Por Bernardo Theotónio-Pereira, gestor e empresário
Portugal está excessivamente endividado, em termos públicos e privados.
Um erro brutal que tem e deve ser corrigido.
No contexto atual, em que o Estado arrecadará uma receita muito superior à prevista e em que receberemos um conjunto avultado de fundos europeus (o PRR a que chamam ‘bazuca’ e o PT 2030), deveremos aproveitar para investir na exposição vulnerável internacional atual através da redução da dívida absurda contraída e, ao mesmo tempo, reduzir o peso do Estado e com isso os impostos correntes para apoiar as famílias e as empresas.
Em anos de excedentes só uma estratégia de prevenção e de futuro faz sentido.
Contudo, ao invés, o atual Governo está a optar por um ‘espetáculo’ irresponsável, lamentável e populista que lembra os tempos tristes do ‘pão e circo’ do defunto Império Romano.
De facto, a proposta de Orçamento de Estado para o ano 2023 é tão caricata que:
i) Prevê crescimento acima da média europeia sem contexto ou premissa lógica;
ii) Enaltece o facto de nos mantermos na pole position entre países europeus com maior dívida pública;
iii) Antecipa, sem mais, uma inflação para 2023 de 4%, esquecendo e desprezando os, pelo menos, 7,4% já previstos em 2022;
iv) Impõe aumentos salariais unilaterais de 5,2% aos privados sem exigir, também, um valor, pelo menos, equivalente ao próprio Estado (pois, ‘uma coisa é uma coisa, outra coisa é outra coisa’);
v) Apresenta a invasão da Ucrânia pela Rússia, iniciada a 24 de Fevereiro de 2022, o aumento da taxa de juro e a hiperinflação como novidades impensáveis e imprevisíveis (o que demonstra bem o nível de foresight atual);
Trata-se de documento e uma aparente previsão inócua e desfasada da realidade presente e futura, consubstanciada num calhamaço complexo, denso e inelegível. Porque será? Porque será que os Orçamento de Estado nunca são um documento claro e de simples leitura?
Sinceramente, não sei. Parece que não se quer que assim seja.
De facto, na minha opinião, a proposta de Orçamento para 2023 é um bluff por não:
1. Valorizar, favorecer e fomentar o produto e serviço nacional (o local contente tão promovido noutros países);
2. Isentar o IRS a todos os trabalhadores com salários brutos até 1500€ (a criação do salário minimamente digno Nacional que tenho defendido);
3. Favorecer, sem medos e sem complicações, as famílias e, em especial, as famílias numerosas (precisamos de portugueses!);
4. Prescindir, terminando de imediato, com o pagamento por conta (PPC) e o pagamento especial por conta (PEC): as empresas e os empresários não têm de continuar a financiar o Estado com base em perspetivas de eventuais receitas que não sabem se vão conseguir gerar, especialmente em tempos tão incertos, e quando Estado se dá ao luxo de arrecadar receitas extraordinárias oriundas de uma inflação incontrolável somada a outras receitas atípicas a que se chamou ‘bazuca’. Não faz, por isso, qualquer sentido continuar, desta forma, a estrangular empresas e os empresários.

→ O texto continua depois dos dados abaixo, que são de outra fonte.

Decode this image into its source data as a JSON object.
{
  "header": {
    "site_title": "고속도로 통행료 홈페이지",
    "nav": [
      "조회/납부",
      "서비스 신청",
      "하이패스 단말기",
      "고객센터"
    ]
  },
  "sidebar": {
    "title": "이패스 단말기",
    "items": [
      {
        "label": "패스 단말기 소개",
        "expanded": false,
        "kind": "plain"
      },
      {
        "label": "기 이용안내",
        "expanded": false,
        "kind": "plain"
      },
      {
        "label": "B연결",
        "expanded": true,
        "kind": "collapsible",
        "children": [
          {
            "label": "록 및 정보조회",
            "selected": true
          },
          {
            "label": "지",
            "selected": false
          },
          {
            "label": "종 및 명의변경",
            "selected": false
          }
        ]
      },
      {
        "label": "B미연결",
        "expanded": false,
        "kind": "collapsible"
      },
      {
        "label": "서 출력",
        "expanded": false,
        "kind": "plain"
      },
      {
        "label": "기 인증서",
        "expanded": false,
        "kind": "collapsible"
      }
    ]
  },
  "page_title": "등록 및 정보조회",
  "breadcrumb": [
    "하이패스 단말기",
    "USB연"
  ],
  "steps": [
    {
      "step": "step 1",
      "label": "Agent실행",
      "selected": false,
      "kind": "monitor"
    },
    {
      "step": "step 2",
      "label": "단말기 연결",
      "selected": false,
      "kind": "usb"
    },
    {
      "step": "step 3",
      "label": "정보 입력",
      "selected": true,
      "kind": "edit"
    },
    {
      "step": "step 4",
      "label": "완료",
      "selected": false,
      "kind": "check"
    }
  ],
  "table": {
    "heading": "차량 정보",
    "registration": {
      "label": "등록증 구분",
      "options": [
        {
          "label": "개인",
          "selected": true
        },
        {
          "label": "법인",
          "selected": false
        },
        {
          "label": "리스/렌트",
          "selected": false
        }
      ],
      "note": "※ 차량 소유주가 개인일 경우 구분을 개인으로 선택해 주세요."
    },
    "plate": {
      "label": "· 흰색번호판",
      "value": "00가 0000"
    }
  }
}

5. Promover processos sumários e céleres, como já acontece, por exemplo, no Brasil, em relação a dívidas entre empresas, de modo que o processo não beneficie o prevaricador/devedor. O devedor não pode continuar a ser beneficiado e a Justiça não pode continuar a não funcionar.
6. Privilegiar, premiando a todos os níveis, os cidadãos, as empresas e as instituições que não tenham dívida. Ao invés do que se pretende fazer que não é, nem justo, nem construtivo e, muito menos, pedagógico.
De facto, todos aqueles que não têm dívida, e por essa via não são um risco direto ou indireto para a Sociedade, devem ser objetivamente privilegiados.
Precisamos de Governos e governos normais. Que percebam a Vida e os problemas dos portugueses normais. Que percebam e conheçam os desafios hercúleos das empresas e dos empresários pois, caso contrário, continuaremos a ‘navegar à vista’ e a ‘viajar na maionese’.
Temos 3 anos cruciais pela frente.
Não podemos ousar perder esta oportunidade.